Tristan und Isolde : la mort d’amour, c’est ce qu’il a de plus beau.

« Mais aujourd’hui encore, je cherche en vain une œuvre qui ait la même dangereuse fascination, la même effrayante et suave infinitude que Tristan et Isolde. Le monde est pauvre pour celui qui n’a jamais été assez malade pour goûter cette “volupté de l’enfer”. »

— Friedrich NietzscheEcce Homo

Avoir pour fan Nietzsche, en soi c’est déjà un peu un accomplissement. Pourtant, l’opéra Tristan und Isolde de Wagner à bien d’autres qualités, et reste aujourd’hui une pièce incontournable de culture, qui fait toujours son petit effet dans les soirées mondaines. Composé entre 1857 et 1859, les trois actes mettent en musique un poème de Wagner, inspiré par la légende de Tristan et Iseult. Cependant, il est communément admis que l’amour de l’auteur même pour Mathilde Wesendonck a un peu influencé l’intrigue. Le drame nous mène, en peu ou proue quatre heures d’interprétation, à une fin tragique, qui échappe pourtant à la sentence pour se nommer délivrance.

La légende commence en Cornouailles, alors que la suzeraineté du roi d’Irlande est remise en question. Morold, fiancé de Iseult, part au combat, armé d’une épée empoisonnée par sa douce, qui maîtrise super bien l’homéopathie. Pas de chance, Tristan, son rival, opte pour une technique révolutionnaire, à base de décapitation. Cependant, celui-ci est aussi blessé, et, surement à cause d’un vaccin manqué, choppe un mal inconnu et plutôt douloureux. Il comprend que seule Iseult peut le soigner, car pourquoi pas, et plutôt que d’y aller en son nom, vu qu’il vient d’occire son bae, il s’échoue comme une méduse sur la plage. Magie de la légende, c’est Iseult qui le récupère, mais magie des personnes féminins doués de raison, elle comprend direct, notamment parce qu’il reste des morceaux d’épée de Morold dans Tristan. Tu m’étonnes qu’il douillait le bougre. Bref, ni une ni deux, elle choppe le couteau à fromton et elle va pour se venger, mais là, c’est le drame. Tristan se réveille, et la regarde dans les yeux. Bouleversée par cet acting de fou, elle a pitié, et elle le soigne dans l’espoir de jamais le revoir.

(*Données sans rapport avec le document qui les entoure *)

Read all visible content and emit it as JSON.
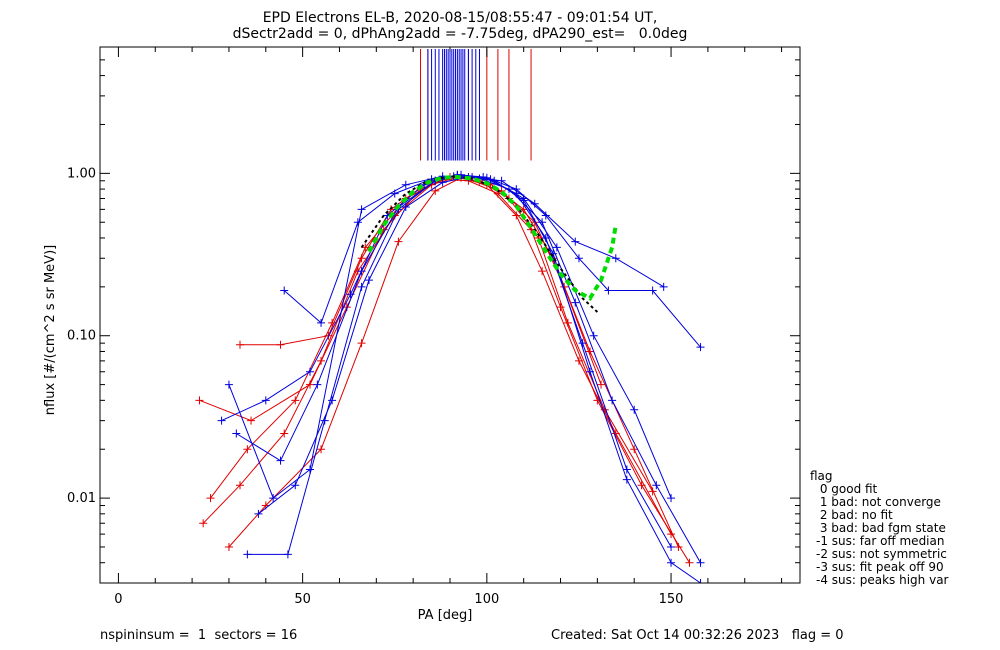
{
  "title_line1": "EPD Electrons EL-B, 2020-08-15/08:55:47 - 09:01:54 UT,",
  "title_line2": "dSectr2add = 0, dPhAng2add = -7.75deg, dPA290_est=   0.0deg",
  "footer": {
    "left": "nspininsum =  1  sectors = 16",
    "right": "Created: Sat Oct 14 00:32:26 2023   flag = 0"
  },
  "legend": {
    "title": "flag",
    "items": [
      " 0 good fit",
      " 1 bad: not converge",
      " 2 bad: no fit",
      " 3 bad: bad fgm state",
      "-1 sus: far off median",
      "-2 sus: not symmetric",
      "-3 sus: fit peak off 90",
      "-4 sus: peaks high var"
    ]
  },
  "colors": {
    "red": "#e00000",
    "blue": "#0000dd",
    "green": "#00dd00",
    "black": "#000000"
  },
  "chart_data": {
    "type": "line",
    "xlabel": "PA [deg]",
    "ylabel": "nflux [#/(cm^2 s sr MeV)]",
    "xlim": [
      -5,
      185
    ],
    "ylim": [
      0.003,
      6.0
    ],
    "yscale": "log",
    "xticks": [
      0,
      50,
      100,
      150
    ],
    "yticks": [
      0.01,
      0.1,
      1.0
    ],
    "ytick_labels": [
      "0.01",
      "0.10",
      "1.00"
    ],
    "series": [
      {
        "color": "red",
        "x": [
          23,
          33,
          45,
          55,
          65,
          75,
          85,
          92,
          100,
          108,
          115,
          125,
          135,
          150
        ],
        "y": [
          0.007,
          0.012,
          0.025,
          0.07,
          0.25,
          0.55,
          0.85,
          0.95,
          0.85,
          0.55,
          0.25,
          0.07,
          0.025,
          0.006
        ]
      },
      {
        "color": "red",
        "x": [
          25,
          35,
          48,
          58,
          67,
          78,
          88,
          95,
          103,
          112,
          120,
          130,
          142,
          155
        ],
        "y": [
          0.01,
          0.02,
          0.04,
          0.12,
          0.35,
          0.7,
          0.92,
          0.9,
          0.75,
          0.45,
          0.15,
          0.04,
          0.012,
          0.004
        ]
      },
      {
        "color": "red",
        "x": [
          22,
          36,
          52,
          62,
          72,
          82,
          90,
          98,
          106,
          114,
          122,
          132,
          145
        ],
        "y": [
          0.04,
          0.03,
          0.05,
          0.15,
          0.45,
          0.8,
          0.95,
          0.9,
          0.7,
          0.4,
          0.12,
          0.035,
          0.011
        ]
      },
      {
        "color": "red",
        "x": [
          30,
          40,
          55,
          66,
          76,
          86,
          93,
          101,
          110,
          118,
          128,
          140,
          152
        ],
        "y": [
          0.005,
          0.009,
          0.02,
          0.09,
          0.38,
          0.78,
          0.94,
          0.86,
          0.6,
          0.3,
          0.08,
          0.02,
          0.005
        ]
      },
      {
        "color": "red",
        "x": [
          33,
          44,
          57,
          66,
          74,
          84,
          92,
          104,
          113,
          121,
          131
        ],
        "y": [
          0.088,
          0.088,
          0.1,
          0.3,
          0.6,
          0.88,
          0.97,
          0.78,
          0.5,
          0.2,
          0.05
        ]
      },
      {
        "color": "blue",
        "x": [
          35,
          46,
          56,
          66,
          76,
          86,
          92,
          99,
          108,
          116,
          126,
          138,
          150
        ],
        "y": [
          0.0045,
          0.0045,
          0.03,
          0.2,
          0.6,
          0.9,
          0.98,
          0.95,
          0.75,
          0.4,
          0.09,
          0.015,
          0.005
        ]
      },
      {
        "color": "blue",
        "x": [
          28,
          40,
          52,
          63,
          73,
          83,
          91,
          98,
          106,
          115,
          124,
          134,
          146,
          158
        ],
        "y": [
          0.03,
          0.04,
          0.06,
          0.18,
          0.55,
          0.85,
          0.96,
          0.93,
          0.8,
          0.5,
          0.16,
          0.04,
          0.012,
          0.004
        ]
      },
      {
        "color": "blue",
        "x": [
          45,
          55,
          65,
          75,
          85,
          92,
          100,
          108,
          116,
          125,
          133,
          145,
          158
        ],
        "y": [
          0.19,
          0.12,
          0.5,
          0.75,
          0.92,
          0.97,
          0.94,
          0.8,
          0.55,
          0.3,
          0.19,
          0.19,
          0.085
        ]
      },
      {
        "color": "blue",
        "x": [
          32,
          44,
          54,
          66,
          76,
          86,
          93,
          101,
          110,
          119,
          129,
          140,
          150
        ],
        "y": [
          0.025,
          0.017,
          0.05,
          0.25,
          0.62,
          0.9,
          0.98,
          0.92,
          0.7,
          0.35,
          0.1,
          0.035,
          0.01
        ]
      },
      {
        "color": "blue",
        "x": [
          30,
          42,
          52,
          66,
          78,
          88,
          96,
          104,
          113,
          124,
          135,
          148
        ],
        "y": [
          0.05,
          0.01,
          0.015,
          0.6,
          0.85,
          0.96,
          0.95,
          0.9,
          0.65,
          0.38,
          0.3,
          0.2
        ]
      },
      {
        "color": "blue",
        "x": [
          38,
          48,
          58,
          68,
          78,
          88,
          95,
          102,
          110,
          118,
          128,
          138,
          150,
          158
        ],
        "y": [
          0.008,
          0.012,
          0.04,
          0.22,
          0.62,
          0.88,
          0.95,
          0.9,
          0.68,
          0.32,
          0.06,
          0.013,
          0.004,
          0.003
        ]
      }
    ],
    "fit_curve": {
      "color": "green",
      "x": [
        68,
        72,
        76,
        80,
        84,
        88,
        92,
        96,
        100,
        104,
        108,
        112,
        116,
        120,
        124,
        128,
        131,
        134,
        135
      ],
      "y": [
        0.33,
        0.48,
        0.63,
        0.77,
        0.88,
        0.94,
        0.95,
        0.93,
        0.87,
        0.77,
        0.63,
        0.46,
        0.33,
        0.24,
        0.19,
        0.17,
        0.22,
        0.35,
        0.48
      ]
    },
    "median_curve": {
      "color": "black",
      "x": [
        66,
        72,
        78,
        84,
        90,
        96,
        102,
        108,
        114,
        120,
        126,
        130
      ],
      "y": [
        0.35,
        0.55,
        0.75,
        0.9,
        0.96,
        0.93,
        0.82,
        0.63,
        0.42,
        0.26,
        0.17,
        0.14
      ]
    },
    "vertical_markers": [
      {
        "color": "red",
        "x": [
          82,
          84,
          95,
          100,
          103,
          106,
          112
        ]
      },
      {
        "color": "blue",
        "x": [
          84,
          85,
          86,
          87,
          88,
          88.5,
          89,
          89.5,
          90,
          90.5,
          91,
          91.5,
          92,
          92.5,
          93,
          93.5,
          94,
          95,
          96,
          97,
          98
        ]
      }
    ]
  }
}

Sauf que c’est une légende, donc si.

La paix et scellée, et on refile Iseult au vieux roi. En même temps elle touchait le smic donc bon, elle n’allait pas rester seule. Tristan est envoyé pour la récupérer, mais dans l’histoire elle est pas super contente Iseult en fait.  Elle est pas chaude du mariage avec le roi, et en même temps elle s’en veut d’être amoureuse du seul mec sur la planète qui a tué son ex. Ambiance. Elle demande à sa servante de préparer un poison, et de le donner à elle ET a Tristan, un plan aux petits oignons. La servante n’ayant que très peu envie de devenir à son tour une meurtrière, elle verse plutôt un philtre d’amour, à base de 40% de THC, lourd. Iseult se marie, mais garde un compte séparé et l’amant. Ils s’aiment, ils s’aiment, ils s’aiment tellement qu’il oublie que le jour se lève et que le roi va rentrer du salon de l’agriculture, et bim, ils se font chopper. Tristan est blessé,  on l’emmène sur la plage, Iseult arrive, il meurt. Le roi arrive aussi, pour dire qu’en fait ils les pardonnent et il allait les marier, mais comme il est mort. Iseult écoute absolument pas, elle fait de l’apnée de l’amour, et meurt.

La mort par amour est un objet lyrique par excellence. Si le coup de foudre provoque une intrigue passionnée, qui force les personnages dans un lien qu’ils ne peuvent renier, la mort par amour est la conséquence du premier. l’amour est tellement fort qu’il porte dans la vie, comme dans la mort. C’est l’idée d’un amour transcendant, qui ne connait aucune limite perceptible. La mort est alors une liberté, elle permet d’échapper aux contingences du monde. Cet amour là deviendra un concept à part entière. Plus tard, ça sera ce même amour qui tuera Padmé Amidala, et Tristan mourra pour devenir Darth Vader.